The property on which Sampson’s Hollow sits has been in the Flynn family since before 1879 – and that’s as far back as we have been able to officially trace through recorded archives. Bill Livingston, proprietor of the property, is the grandson of Sampson Flynn, for whom the facility is named. All the grandchildren called their grandfather “Dada”. His father was Joseph Winfield Scott Flynn and it was through Joseph that the farm was originally deeded. Joseph was born in 1861 to Joseph and Rebecca Hatcher Flynn. The older Joseph had fought in the War Between the States and died of smallpox while still in service in 1864. He is buried in a military cemetery in Nashville because the family didn’t have the money to have his remains brought back to his home in Walland. At that time, the name Flynn was spelled Flinn.

In addition to his son Joseph W., the senior Joseph and Rebecca Flinn had 5 other children. At the age of 18, his son, Joseph W. married Mary Jane Kinnamon. After 20 years of marriage, Mary Jane and the child she was carrying died in childbirth. To this union were born 11 children. Joseph married again to Sarah Jane Settlemeyer Smith, who had 4 children by a previous marriage. Sarah and Joseph had 8 more children, one of whom was our Dada, Sampson Flynn.

If our records are correct, the younger Joseph was blessed with 23 children in all. His son Sampson Flynn married Bonnie Mae Cagle in November of 1920. To this union were born 1 son and 5 daughters; Sampson, Jr., Sarah, Louise, Dee, Vonnie, and Velda.

Sampson’s Hollow lies in the middle of over 100 acres of beautiful farmland that is just about a stone’s throw away from the Great Smoky Mountains National Park.

Flynn Livingston inherited approximately 16 acres of the land from her father and mother. Several years ago, Sarah decided to leave it to her 4 grandchildren as their inheritance.

Sampson’s father, Joseph W. Flynn, owned 1 of the original homesteads in W. Miller’s Cove. The only remains of that homestead on the property are the remnants of an old well and a stand of daffodils that continue to bloom each spring. In the winter of 2001, Josh Livingston and his fiancée, Lesley Roberson, announced that they planned on getting married on the family farm.

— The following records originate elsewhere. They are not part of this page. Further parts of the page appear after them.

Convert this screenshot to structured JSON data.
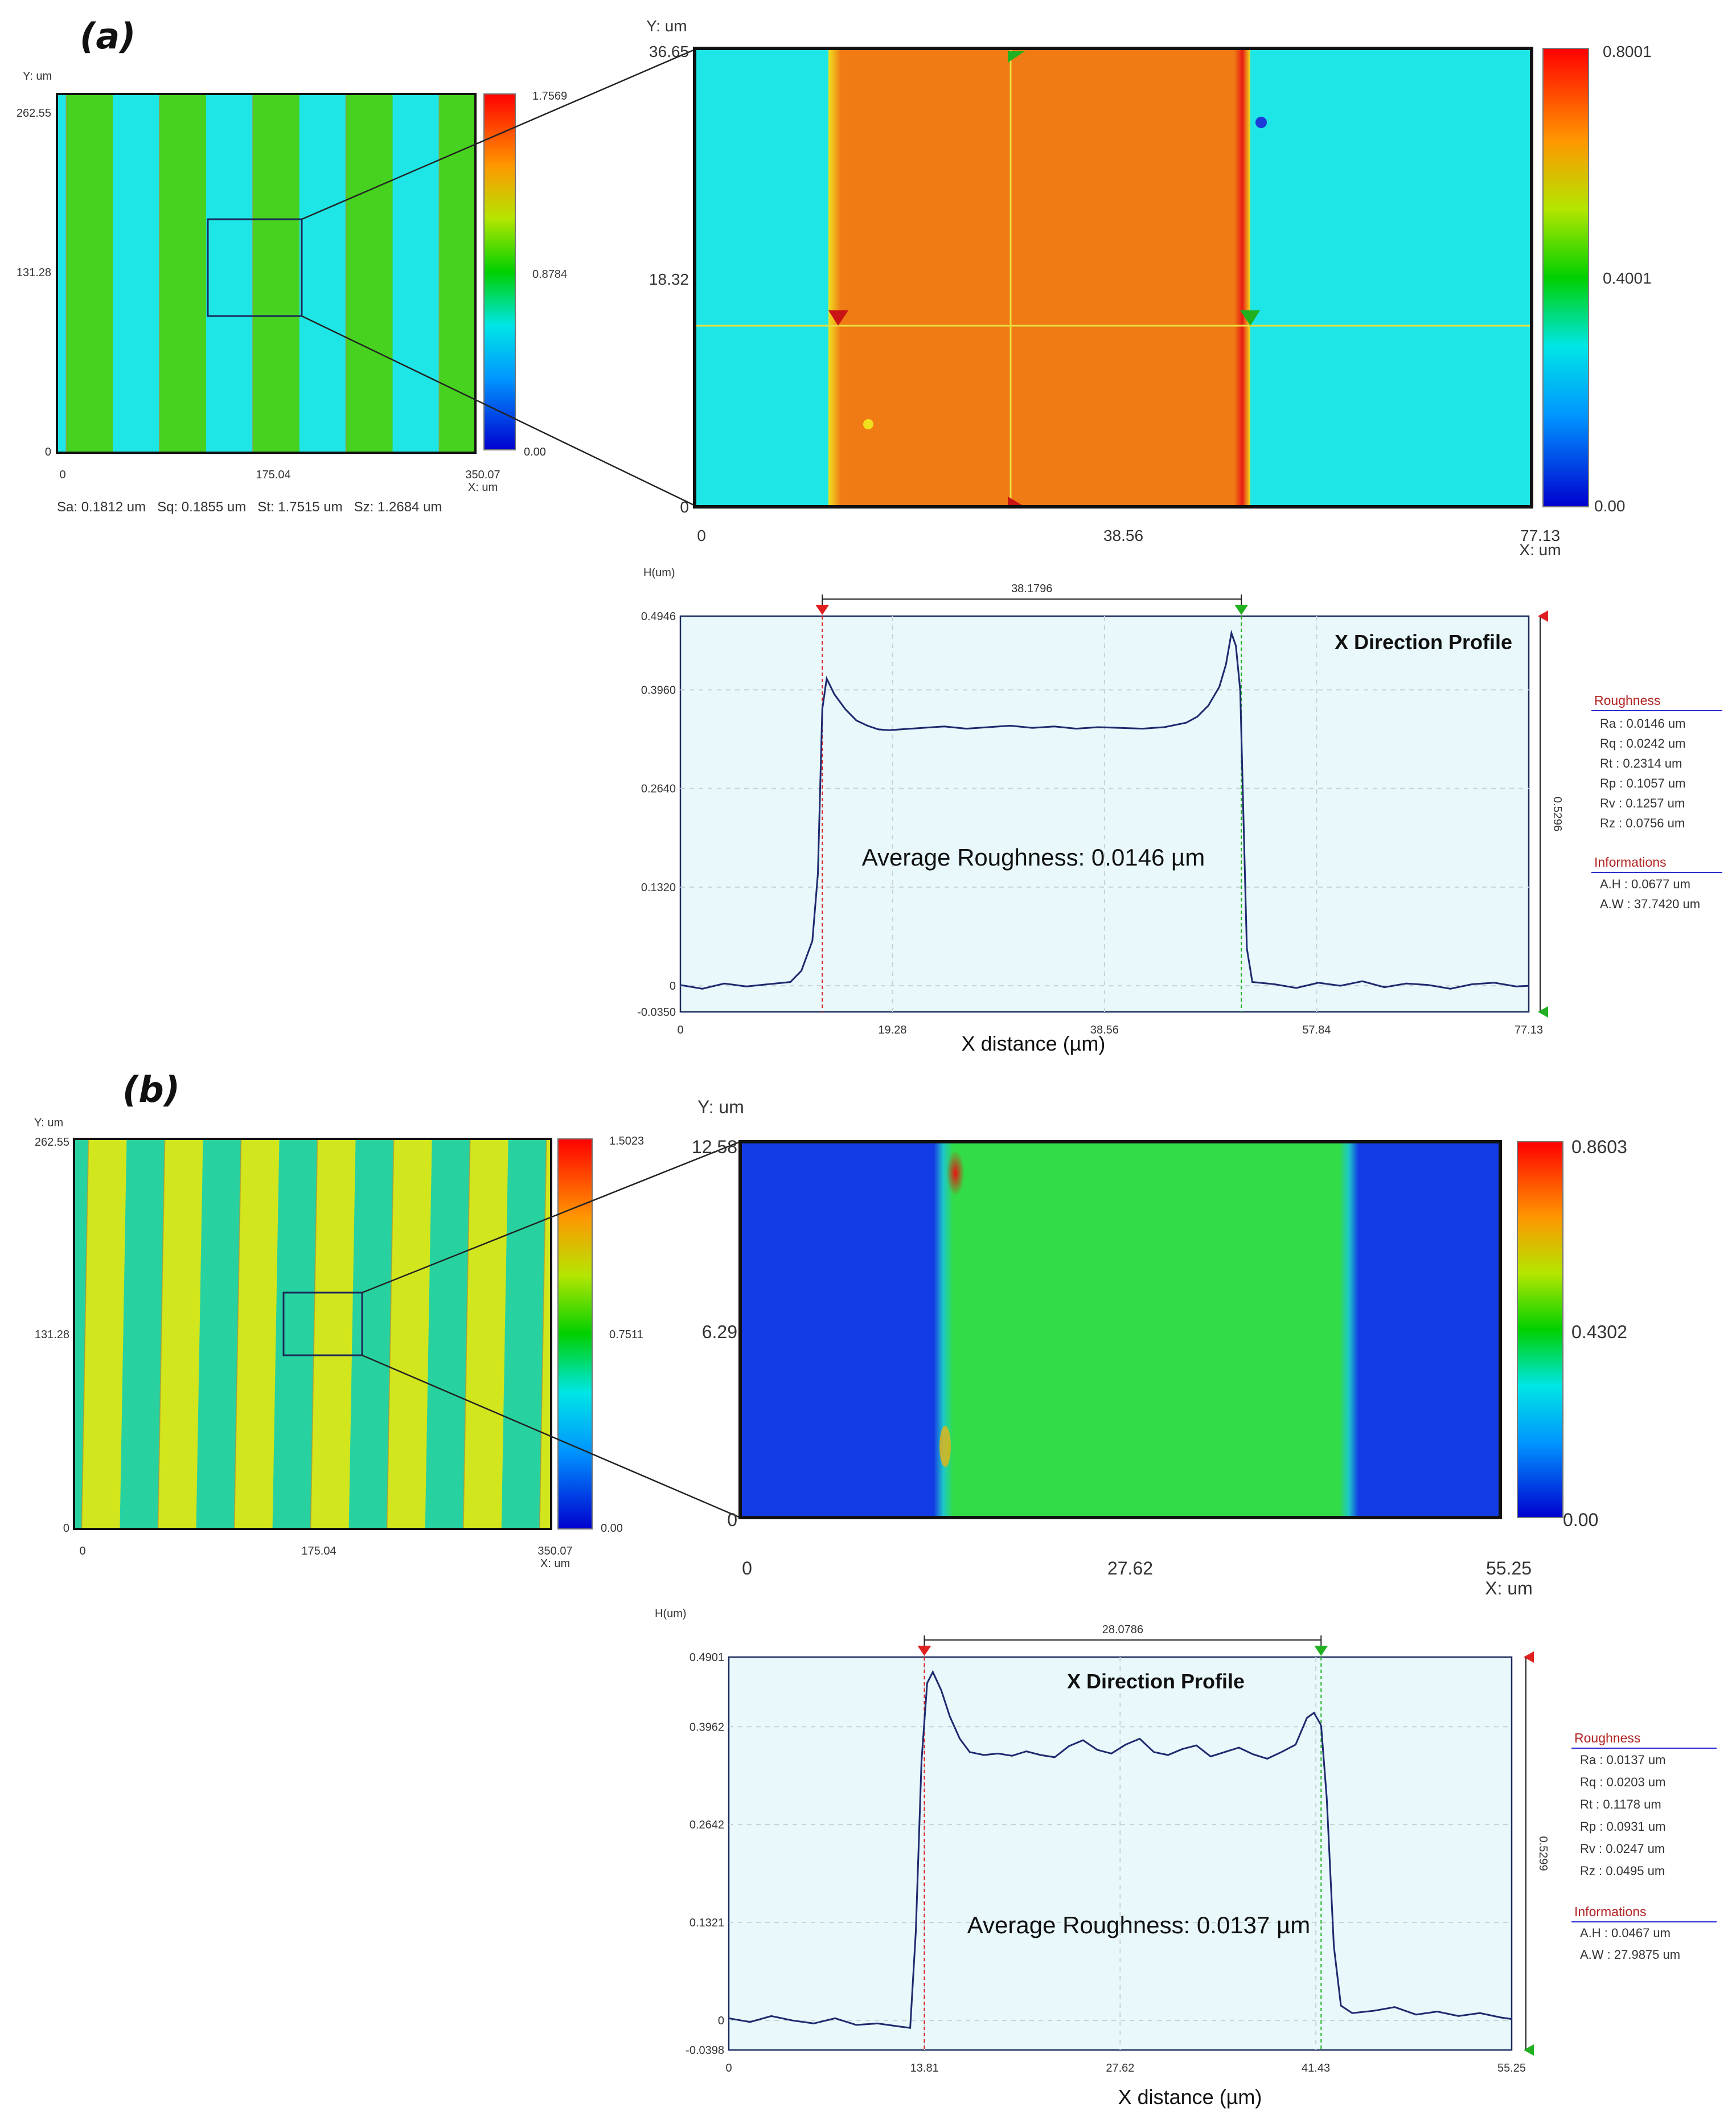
{
  "figure": {
    "panel_a_label": "(a)",
    "panel_b_label": "(b)"
  },
  "colors": {
    "green_stripe": "#46d21e",
    "cyan_stripe": "#1ee6e6",
    "orange_line": "#f07a14",
    "yellow_stripe": "#d2e61e",
    "teal_stripe": "#28d2a0",
    "blue_field": "#143ce6",
    "green_field": "#32dc46",
    "profile_bg": "#e8f8fb",
    "profile_line": "#1e2a6e",
    "marker_red": "#e02020",
    "marker_green": "#20b020"
  },
  "chart_data": [
    {
      "id": "a_overview",
      "type": "heatmap",
      "title": "",
      "ylabel": "Y: um",
      "xlabel": "X: um",
      "x_ticks": [
        "0",
        "175.04",
        "350.07"
      ],
      "y_ticks": [
        "262.55",
        "131.28",
        "0"
      ],
      "colorbar_ticks": [
        "1.7569",
        "0.8784",
        "0.00"
      ],
      "xlim": [
        0,
        350.07
      ],
      "ylim": [
        0,
        262.55
      ],
      "stripe_period_um": 78,
      "stats_text": "Sa: 0.1812 um   Sq: 0.1855 um   St: 1.7515 um   Sz: 1.2684 um"
    },
    {
      "id": "a_zoom",
      "type": "heatmap",
      "ylabel": "Y: um",
      "xlabel": "X: um",
      "x_ticks": [
        "0",
        "38.56",
        "77.13"
      ],
      "y_ticks": [
        "36.65",
        "18.32",
        "0"
      ],
      "colorbar_ticks": [
        "0.8001",
        "0.4001",
        "0.00"
      ],
      "xlim": [
        0,
        77.13
      ],
      "ylim": [
        0,
        36.65
      ],
      "line_x_range_um": [
        13.4,
        51.6
      ]
    },
    {
      "id": "a_profile",
      "type": "line",
      "title": "X Direction Profile",
      "ylabel": "H(um)",
      "xlabel": "X distance (µm)",
      "xlim": [
        0,
        77.13
      ],
      "ylim": [
        -0.035,
        0.4946
      ],
      "x_ticks": [
        "0",
        "19.28",
        "38.56",
        "57.84",
        "77.13"
      ],
      "y_ticks": [
        "0.4946",
        "0.3960",
        "0.2640",
        "0.1320",
        "0",
        "-0.0350"
      ],
      "width_label": "38.1796",
      "height_label": "0.5296",
      "annotation": "Average Roughness: 0.0146 µm",
      "markers_x": [
        12.9,
        51.0
      ],
      "x": [
        0,
        2,
        4,
        6,
        8,
        10,
        11,
        12,
        12.5,
        12.9,
        13.3,
        14,
        15,
        16,
        17,
        18,
        19,
        20,
        22,
        24,
        26,
        28,
        30,
        32,
        34,
        36,
        38,
        40,
        42,
        44,
        46,
        47,
        48,
        49,
        49.6,
        50.1,
        50.5,
        50.9,
        51.2,
        51.5,
        52,
        54,
        56,
        58,
        60,
        62,
        64,
        66,
        68,
        70,
        72,
        74,
        76,
        77.13
      ],
      "values": [
        0.001,
        -0.004,
        0.003,
        -0.001,
        0.002,
        0.005,
        0.02,
        0.06,
        0.15,
        0.37,
        0.411,
        0.39,
        0.37,
        0.355,
        0.348,
        0.343,
        0.342,
        0.343,
        0.345,
        0.347,
        0.344,
        0.346,
        0.348,
        0.345,
        0.347,
        0.344,
        0.346,
        0.345,
        0.344,
        0.346,
        0.352,
        0.36,
        0.375,
        0.4,
        0.43,
        0.472,
        0.455,
        0.395,
        0.22,
        0.05,
        0.005,
        0.002,
        -0.003,
        0.004,
        0.0,
        0.006,
        -0.002,
        0.003,
        0.001,
        -0.004,
        0.002,
        0.004,
        -0.001,
        0.0
      ],
      "roughness_header": "Roughness",
      "roughness": [
        "Ra : 0.0146 um",
        "Rq : 0.0242 um",
        "Rt : 0.2314 um",
        "Rp : 0.1057 um",
        "Rv : 0.1257 um",
        "Rz : 0.0756 um"
      ],
      "info_header": "Informations",
      "info": [
        "A.H : 0.0677 um",
        "A.W : 37.7420 um"
      ]
    },
    {
      "id": "b_overview",
      "type": "heatmap",
      "ylabel": "Y: um",
      "xlabel": "X: um",
      "x_ticks": [
        "0",
        "175.04",
        "350.07"
      ],
      "y_ticks": [
        "262.55",
        "131.28",
        "0"
      ],
      "colorbar_ticks": [
        "1.5023",
        "0.7511",
        "0.00"
      ],
      "xlim": [
        0,
        350.07
      ],
      "ylim": [
        0,
        262.55
      ],
      "stripe_period_um": 56
    },
    {
      "id": "b_zoom",
      "type": "heatmap",
      "ylabel": "Y: um",
      "xlabel": "X: um",
      "x_ticks": [
        "0",
        "27.62",
        "55.25"
      ],
      "y_ticks": [
        "12.58",
        "6.29",
        "0"
      ],
      "colorbar_ticks": [
        "0.8603",
        "0.4302",
        "0.00"
      ],
      "xlim": [
        0,
        55.25
      ],
      "ylim": [
        0,
        12.58
      ],
      "line_x_range_um": [
        13.2,
        43.0
      ]
    },
    {
      "id": "b_profile",
      "type": "line",
      "title": "X Direction Profile",
      "ylabel": "H(um)",
      "xlabel": "X distance (µm)",
      "xlim": [
        0,
        55.25
      ],
      "ylim": [
        -0.0398,
        0.4901
      ],
      "x_ticks": [
        "0",
        "13.81",
        "27.62",
        "41.43",
        "55.25"
      ],
      "y_ticks": [
        "0.4901",
        "0.3962",
        "0.2642",
        "0.1321",
        "0",
        "-0.0398"
      ],
      "width_label": "28.0786",
      "height_label": "0.5299",
      "annotation": "Average Roughness: 0.0137 µm",
      "markers_x": [
        13.8,
        41.8
      ],
      "x": [
        0,
        1.5,
        3,
        4.5,
        6,
        7.5,
        9,
        10.5,
        12,
        12.8,
        13.2,
        13.6,
        14.0,
        14.4,
        15,
        15.6,
        16.3,
        17,
        18,
        19,
        20,
        21,
        22,
        23,
        24,
        25,
        26,
        27,
        28,
        29,
        30,
        31,
        32,
        33,
        34,
        35,
        36,
        37,
        38,
        39,
        40,
        40.8,
        41.3,
        41.8,
        42.2,
        42.7,
        43.2,
        44,
        45.5,
        47,
        48.5,
        50,
        51.5,
        53,
        54.5,
        55.25
      ],
      "values": [
        0.003,
        -0.002,
        0.006,
        0.0,
        -0.004,
        0.003,
        -0.006,
        -0.004,
        -0.008,
        -0.01,
        0.12,
        0.35,
        0.455,
        0.47,
        0.445,
        0.41,
        0.38,
        0.362,
        0.358,
        0.36,
        0.357,
        0.363,
        0.358,
        0.355,
        0.37,
        0.378,
        0.365,
        0.36,
        0.372,
        0.38,
        0.362,
        0.358,
        0.366,
        0.371,
        0.356,
        0.362,
        0.368,
        0.359,
        0.353,
        0.362,
        0.372,
        0.408,
        0.415,
        0.398,
        0.3,
        0.1,
        0.02,
        0.01,
        0.013,
        0.018,
        0.008,
        0.012,
        0.006,
        0.01,
        0.004,
        0.002
      ],
      "roughness_header": "Roughness",
      "roughness": [
        "Ra : 0.0137 um",
        "Rq : 0.0203 um",
        "Rt : 0.1178 um",
        "Rp : 0.0931 um",
        "Rv : 0.0247 um",
        "Rz : 0.0495 um"
      ],
      "info_header": "Informations",
      "info": [
        "A.H : 0.0467 um",
        "A.W : 27.9875 um"
      ]
    }
  ]
}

The following journal entry was written:

“ Even with the threatening weather, I could not have asked God for a more perfect evening for my son’s wedding. It was as if His Handprint was on every aspect of the event. As I sat there on the front row in the middle of the field, I felt the first raindrops and heard the thunder. There was no back-up plan. If it rained, everyone was going to be soaked. There was no alternate location. Then the thunder got louder and the wind picked up. Our pastor was just standing in the middle of the “pulpit” of God’s creation, smiling, not seeming to worry one little bit. He seemed to already have it on higher authority that all would be well. It was amazing. The clouds parted to the left and right of our assembly. I could see the rain in the distance on both sides, but not overhead. The wind calmed, the thunder still rolled, but now ever more gently. After the ceremony had concluded and the worst did not occur, people came up to me and told me that they were praying for the storm to hold off. Then one of my dear friends said that the thunder was Heaven’s way of applauding. One of the cousins said that Mamaw and Dada were in heaven negotiating with God to hold the rain. As I think about it now, it’s almost as if He were saying, “Be still and know that I am God” when the thunder sounded. The wind cooled the temperature and there were no bugs—at all. And when the bluegrass group played “Dooley” from the Andy Griffith show as Josh and Lesley drove away in the horse and carriage, I smile to think that God might have been tapping His feet–just a little bit.”